If those measurements are accurate... I think you have a 30 gallon tank. So 6 Giant Danios is pushing it.. I think they'll do well in a group of five. You'll be fully stocked with 5 Giant Danios in a 30 gallon tank.. If you want to add more, I suggest getting a filter that can filter a 60 gallon tank and adding live plants as well.


----------



## kimberlee (Sep 26, 2011)

Interesting - I just took the guy's word for it. I just measured it: 30"x22"x12".

If I'm fully stocked with the giant danios, I may be finding a home for them too. My wish and goal for this new tank was to have a couple schools of small fish.


----------



## Pigeonfish (Jun 23, 2011)

Okay it's def a 35 gallon tank. With the gravel you'll probably have 33-34 gallons. That happens a lot on craigslist... sometimes they do it on purpose sometimes the people really don't know the size, since it's not a big difference, I'm guessing the latter. Now you know to double check just in case, ask them to measure it and take a picture with tape measure etc..

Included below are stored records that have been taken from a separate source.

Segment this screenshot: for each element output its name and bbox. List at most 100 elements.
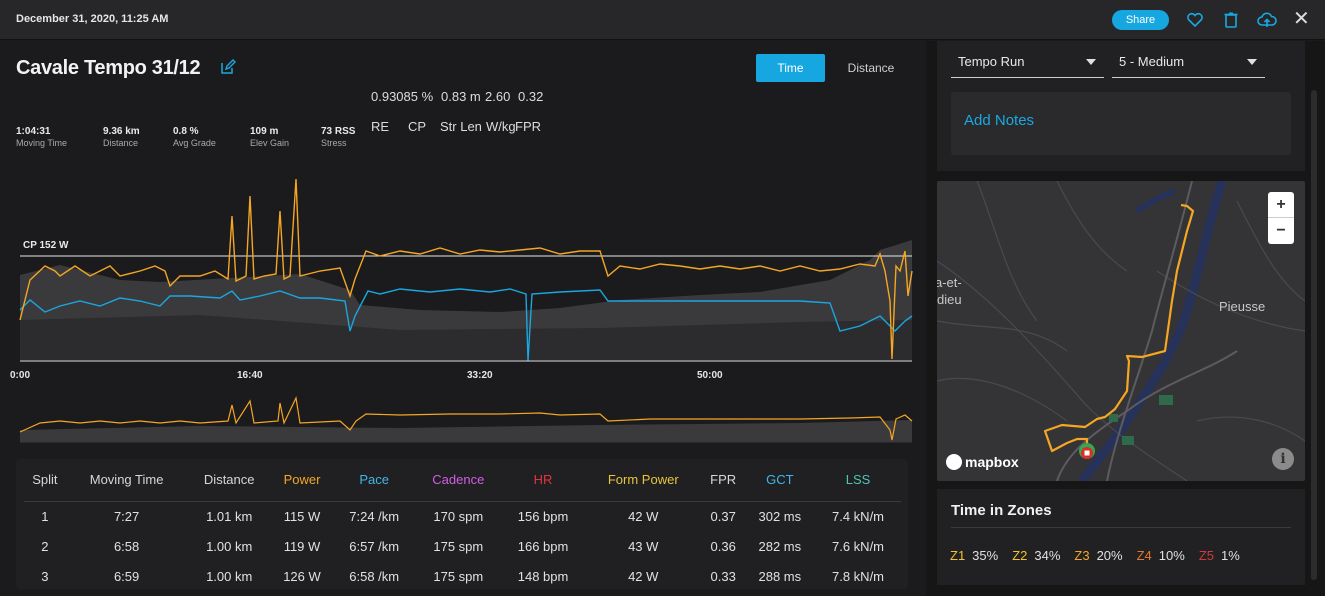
column-header[interactable]: Cadence bbox=[415, 459, 502, 502]
zone-percent: 34% bbox=[1034, 548, 1061, 563]
table-cell: 6:59 bbox=[113, 568, 140, 584]
map-roads bbox=[937, 181, 1305, 481]
stat-stress: 73 RSS Stress bbox=[321, 126, 355, 148]
table-cell: 115 W bbox=[283, 508, 321, 524]
share-button[interactable]: Share bbox=[1112, 10, 1169, 30]
stat-elev-gain: 109 m Elev Gain bbox=[250, 126, 289, 148]
time-toggle-button[interactable]: Time bbox=[756, 54, 825, 82]
workout-type-select[interactable]: Tempo Run bbox=[951, 48, 1104, 78]
heart-icon[interactable] bbox=[1185, 10, 1205, 30]
stat-label: Moving Time bbox=[16, 138, 68, 148]
column-header[interactable]: FPR bbox=[701, 459, 745, 502]
edit-icon[interactable] bbox=[220, 59, 236, 75]
zone-label: Z4 bbox=[1136, 548, 1152, 563]
zoom-out-button[interactable]: − bbox=[1276, 222, 1286, 239]
table-cell: 7.8 kN/m bbox=[832, 568, 885, 584]
zone-label: Z2 bbox=[1012, 548, 1028, 563]
zone-label: Z1 bbox=[950, 548, 966, 563]
add-notes-field[interactable]: Add Notes bbox=[951, 92, 1291, 155]
column-header[interactable]: Distance bbox=[187, 459, 271, 502]
effort-value: 5 - Medium bbox=[1119, 54, 1185, 69]
column-header[interactable]: Moving Time bbox=[65, 459, 188, 502]
metric-cp-label: CP bbox=[408, 119, 427, 134]
trash-icon[interactable] bbox=[1221, 10, 1241, 30]
table-cell: 148 bpm bbox=[517, 568, 569, 584]
table-cell: 1.01 km bbox=[206, 508, 253, 524]
pace-line bbox=[19, 288, 913, 362]
column-header[interactable]: Power bbox=[270, 459, 334, 502]
metric-re-value: 0.93085 % bbox=[371, 89, 434, 104]
metric-re-label: RE bbox=[371, 119, 390, 134]
zoom-in-button[interactable]: + bbox=[1268, 192, 1294, 218]
map-label-partial: a-et- bbox=[937, 275, 962, 290]
column-header[interactable]: HR bbox=[501, 459, 585, 502]
time-in-zones-panel: Time in Zones Z1 35% Z2 34% Z3 20% Z4 10% Z5 1% bbox=[937, 489, 1305, 585]
zone-label: Z5 bbox=[1198, 548, 1214, 563]
stat-moving-time: 1:04:31 Moving Time bbox=[16, 126, 67, 148]
table-row[interactable]: 3 6:59 1.00 km 126 W 6:58 /km 175 spm 148 bpm 4… bbox=[24, 561, 901, 589]
overview-chart[interactable] bbox=[0, 390, 920, 445]
map-zoom-control: + − bbox=[1268, 192, 1294, 244]
map-canvas: Pieusse a-et- dieu bbox=[937, 181, 1305, 481]
table-cell: 126 W bbox=[283, 568, 321, 584]
stat-label: Stress bbox=[321, 138, 347, 148]
map-river bbox=[1078, 181, 1227, 481]
table-cell: 1 bbox=[41, 508, 49, 524]
column-header[interactable]: Form Power bbox=[584, 459, 702, 502]
splits-table-panel: Split Moving Time Distance Power Pace Cadence… bbox=[16, 459, 908, 589]
zone-percent: 10% bbox=[1158, 548, 1185, 563]
stat-value: 109 m bbox=[250, 126, 279, 137]
table-row[interactable]: 2 6:58 1.00 km 119 W 6:57 /km 175 spm 166 bpm 4… bbox=[24, 531, 901, 561]
mapbox-logo[interactable]: mapbox bbox=[946, 454, 1019, 470]
overview-area bbox=[20, 420, 912, 442]
zone-percent: 35% bbox=[972, 548, 999, 563]
activity-chart[interactable]: CP 152 W 0:00 16:40 33:20 50:00 bbox=[0, 170, 920, 385]
table-cell: 6:58 /km bbox=[349, 568, 400, 584]
route-map[interactable]: Pieusse a-et- dieu bbox=[937, 181, 1305, 481]
route-line bbox=[1043, 203, 1195, 453]
elevation-shade bbox=[20, 315, 912, 360]
effort-select[interactable]: 5 - Medium bbox=[1112, 48, 1265, 78]
table-cell: 7.4 kN/m bbox=[832, 508, 885, 524]
metric-fpr-label: FPR bbox=[515, 119, 541, 134]
map-park bbox=[1109, 414, 1118, 422]
table-cell: 42 W bbox=[628, 508, 659, 524]
chevron-down-icon bbox=[1086, 59, 1096, 65]
metric-fpr-value: 0.32 bbox=[518, 89, 544, 104]
zone-label: Z3 bbox=[1074, 548, 1090, 563]
column-header[interactable]: GCT bbox=[744, 459, 816, 502]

Here's quite a few schooling fish that you need at least 5 or more:

Panda Corys

Peppered Corys

Neon Tetra

Rummynose Tetra

Harlequin Rasbora

Zebra Danio

I think a nice set up would be

5 Corys
5 Tetras
5 Danios

You can add another small group of schoolers, or maybe get a couple centerpiece fish like Dwarf Gouramis or Honey/Honey Flame Gouramis.


----------



## HFGGHG (Aug 28, 2011)

I have 7 neon tetras and 5 zebra danios in a 29g tank. I highly recommend
the neon tetras if you are looking for small schooling fish. They are 
totally awesome to watch. Their colors are great and they are very peaceful.
My only complaint with the zebra danios is that they nip at each others tails.
They leave the other fish in the tank alone, which include the neon tetras, platies and serpae tetras but chase each other around endlessly. Funny to
watch. Good luck !


----------



## holly12 (Apr 21, 2011)

The Panda Corys are one of the smallest Corys, so they would be your best bet for having a Cory school.

I'd do: 5-6 Panda Corys, 6 Neon or Cardinal Tetras and 6 Harlequin Rasboras.

Or: 5-6 Panda Corys, either the Neons/Cards or Harleys and then a Honey Gourami.

Since Pigeon said you have a 35g tank, I can suggest what I've got in my 36g: 9 Harlequin Rasboras, 6 Three Line Corys (used to be 7), and 2 Angel fish (they need a 29g at the least.) I've got one Aqua Clear 70 filter (rated for 70g tanks) and an Aqueon 30 filter (rated for 45g tanks) so I've got way more filtration than needed, and the tank is heavily planted which also helps - also have an air stone for increased aeration.


----------